Joined by Richie Powell on piano and George Morrow on bass, the five men would only enter the recording studio three times as a unit. There were two sessions for At Basin Street in New York on January 4 and February 16, 1956, then one a month later on March 22, 1956 for Plus Four. Tragically on June 26, Brown and Powell would lose their lives prematurely at the ages of 25 and 24 in a car accident en route to a gig in Chicago, along with Powell’s wife Nancy, who was driving.
Although CSR changes the order the tracks appeared on the original albums, the first nine are all from At Basin Street. Naturally, since the quintet is named after them, Brown and Roach have a dominating presence in each song, but the other three demonstrate their talents, particularly Rollins and Powell who take their leads between them.
The horns on “Gertrude’s Bounce” as the song opens and closes bring to mind Christmas. Everyone but Morrow gets a go to take the reins and lead on this opening track. “Step Lightly (Junior’s Arrival)” has a cool beat that swings slowly and effortlessly. “Powell’s Prances” takes off on a tear with Brown almost sounding like a bumblebee as he soars. Rollins replaces him and keeps the pace humming before Powell steps up. Roach delivers a solo before the band returns to finish off song.

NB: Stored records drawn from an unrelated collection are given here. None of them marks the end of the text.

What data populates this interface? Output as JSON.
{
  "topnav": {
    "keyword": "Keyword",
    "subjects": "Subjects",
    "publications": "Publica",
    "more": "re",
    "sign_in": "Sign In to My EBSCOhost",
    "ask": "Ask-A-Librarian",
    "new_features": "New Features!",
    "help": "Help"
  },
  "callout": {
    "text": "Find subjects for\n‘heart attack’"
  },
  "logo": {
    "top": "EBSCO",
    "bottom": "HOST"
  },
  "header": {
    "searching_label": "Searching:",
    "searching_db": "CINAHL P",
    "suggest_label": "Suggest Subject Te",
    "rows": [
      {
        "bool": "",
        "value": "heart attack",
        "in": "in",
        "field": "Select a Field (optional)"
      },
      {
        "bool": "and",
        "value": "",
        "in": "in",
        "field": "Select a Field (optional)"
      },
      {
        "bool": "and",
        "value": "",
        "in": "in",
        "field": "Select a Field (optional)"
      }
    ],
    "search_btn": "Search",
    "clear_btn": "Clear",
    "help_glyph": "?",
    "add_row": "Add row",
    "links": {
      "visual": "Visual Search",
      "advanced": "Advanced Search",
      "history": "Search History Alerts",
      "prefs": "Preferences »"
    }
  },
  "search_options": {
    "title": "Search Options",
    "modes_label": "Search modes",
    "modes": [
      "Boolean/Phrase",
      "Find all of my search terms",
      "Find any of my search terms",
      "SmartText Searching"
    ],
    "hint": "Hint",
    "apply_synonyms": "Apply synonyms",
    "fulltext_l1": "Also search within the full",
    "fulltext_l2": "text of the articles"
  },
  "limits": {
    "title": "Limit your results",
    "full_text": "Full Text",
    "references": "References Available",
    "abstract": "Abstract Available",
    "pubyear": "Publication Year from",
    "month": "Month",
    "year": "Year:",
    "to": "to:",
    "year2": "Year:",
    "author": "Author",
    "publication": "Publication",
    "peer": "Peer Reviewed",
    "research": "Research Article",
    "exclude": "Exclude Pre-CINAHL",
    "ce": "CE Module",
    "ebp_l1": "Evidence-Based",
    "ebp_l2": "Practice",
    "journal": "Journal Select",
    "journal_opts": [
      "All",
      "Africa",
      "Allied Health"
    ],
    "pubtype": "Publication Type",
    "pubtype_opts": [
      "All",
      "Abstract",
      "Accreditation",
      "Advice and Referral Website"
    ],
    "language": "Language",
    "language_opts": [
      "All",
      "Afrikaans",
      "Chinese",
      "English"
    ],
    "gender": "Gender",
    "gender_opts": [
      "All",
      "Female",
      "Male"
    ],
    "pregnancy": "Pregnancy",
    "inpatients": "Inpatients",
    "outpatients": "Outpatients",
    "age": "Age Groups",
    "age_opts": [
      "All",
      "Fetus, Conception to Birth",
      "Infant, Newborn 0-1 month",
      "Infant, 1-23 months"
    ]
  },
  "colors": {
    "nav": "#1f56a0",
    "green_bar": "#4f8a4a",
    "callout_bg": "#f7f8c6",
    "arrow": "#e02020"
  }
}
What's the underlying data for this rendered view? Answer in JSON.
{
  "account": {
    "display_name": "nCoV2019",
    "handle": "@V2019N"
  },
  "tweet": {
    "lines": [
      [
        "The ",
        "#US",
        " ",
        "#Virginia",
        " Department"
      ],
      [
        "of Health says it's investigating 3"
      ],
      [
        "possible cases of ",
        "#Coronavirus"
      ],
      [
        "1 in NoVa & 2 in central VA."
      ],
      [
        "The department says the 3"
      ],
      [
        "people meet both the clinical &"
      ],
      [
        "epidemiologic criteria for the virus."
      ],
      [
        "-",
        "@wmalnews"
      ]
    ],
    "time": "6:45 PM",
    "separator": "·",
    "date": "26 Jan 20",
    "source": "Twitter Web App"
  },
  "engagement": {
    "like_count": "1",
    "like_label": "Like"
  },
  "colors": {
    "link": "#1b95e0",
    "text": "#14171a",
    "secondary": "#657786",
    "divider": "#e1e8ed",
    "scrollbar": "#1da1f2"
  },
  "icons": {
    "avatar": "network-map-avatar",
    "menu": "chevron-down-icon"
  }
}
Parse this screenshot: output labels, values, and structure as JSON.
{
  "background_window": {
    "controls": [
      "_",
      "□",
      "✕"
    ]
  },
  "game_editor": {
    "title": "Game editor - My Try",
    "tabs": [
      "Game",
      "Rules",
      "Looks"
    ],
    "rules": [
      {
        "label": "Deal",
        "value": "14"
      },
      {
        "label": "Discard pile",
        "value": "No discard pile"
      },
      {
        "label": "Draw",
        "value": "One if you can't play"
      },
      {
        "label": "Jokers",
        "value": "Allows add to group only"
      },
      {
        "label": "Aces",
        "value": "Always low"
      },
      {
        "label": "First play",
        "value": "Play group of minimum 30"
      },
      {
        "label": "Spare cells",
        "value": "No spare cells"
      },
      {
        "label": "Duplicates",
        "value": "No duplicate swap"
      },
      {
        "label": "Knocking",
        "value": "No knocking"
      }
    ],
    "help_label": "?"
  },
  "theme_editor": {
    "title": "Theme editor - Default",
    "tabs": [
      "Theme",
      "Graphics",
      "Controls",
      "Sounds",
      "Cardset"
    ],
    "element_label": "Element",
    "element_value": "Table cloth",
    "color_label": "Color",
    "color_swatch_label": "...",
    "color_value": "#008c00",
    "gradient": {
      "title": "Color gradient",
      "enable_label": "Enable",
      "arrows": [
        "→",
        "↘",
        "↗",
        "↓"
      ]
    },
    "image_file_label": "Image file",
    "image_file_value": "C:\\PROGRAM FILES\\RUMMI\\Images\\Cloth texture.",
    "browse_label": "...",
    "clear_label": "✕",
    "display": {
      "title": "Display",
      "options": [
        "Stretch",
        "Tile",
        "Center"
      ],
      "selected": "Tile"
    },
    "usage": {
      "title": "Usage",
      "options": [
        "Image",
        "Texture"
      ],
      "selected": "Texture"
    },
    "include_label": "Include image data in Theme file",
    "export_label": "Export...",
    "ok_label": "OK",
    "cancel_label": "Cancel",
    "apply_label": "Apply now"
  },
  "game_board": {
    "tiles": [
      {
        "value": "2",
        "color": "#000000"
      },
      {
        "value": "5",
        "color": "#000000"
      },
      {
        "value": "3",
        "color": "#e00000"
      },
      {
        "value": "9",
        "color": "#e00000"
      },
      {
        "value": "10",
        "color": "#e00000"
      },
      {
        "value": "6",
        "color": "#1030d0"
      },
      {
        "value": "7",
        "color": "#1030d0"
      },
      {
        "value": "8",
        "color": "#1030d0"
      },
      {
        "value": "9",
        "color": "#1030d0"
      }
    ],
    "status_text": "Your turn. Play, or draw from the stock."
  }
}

The longest piece at just over nine minutes, “I’ll Remember April” finds the men really stretching out, especially a fantastic display by Roach in arguably his best solo of the entire set. When the band returns, Brown and Rollins trade off back and forth. Powell’s “Time” is a somber piece and audibly reflects his intention of “the time a man spends just sitting in jail, wondering when he’s going to get out.”
“The Scene Is Clean” finds the order slightly altered from the previous tracks as Rollins takes the first lead before Brown. The mood created from the quick tempo on their rendition of Cole Porter’s “What Is This Thing Called Love?” suggests only the positive aspects of the emotion. Morrow finally gets a bit of the spotlight, albeit brief.
The last five numbers are from Plus Four and not surprisingly the five men and the compositions sound very similar to their work in the Brown-Roach quintet. “I Feel A Song Coming” is a quick, uptempo song. The two Rollins compositions are “Pent-Up House” and “Valse Hot.” The first is almost nine minutes and features a longer passage with Rollins in the lead. After Brown takes the reins, Rollins and Brown return to alternate exchanges with Roach before giving way to his solo. The band returns, closing out the song repeating the chorus. “Valse Hot” is a waltz with Rollins getting the first lead. “Count Your Blessings” is listed as a bonus track for CSR because Brown doesn’t appear on it, which creates some separation in my ear from the Brown-Roach quintet.
The brilliance of Complete Studio Recordings is that even after more than 50 years the music sounds fresh and modern with every listen.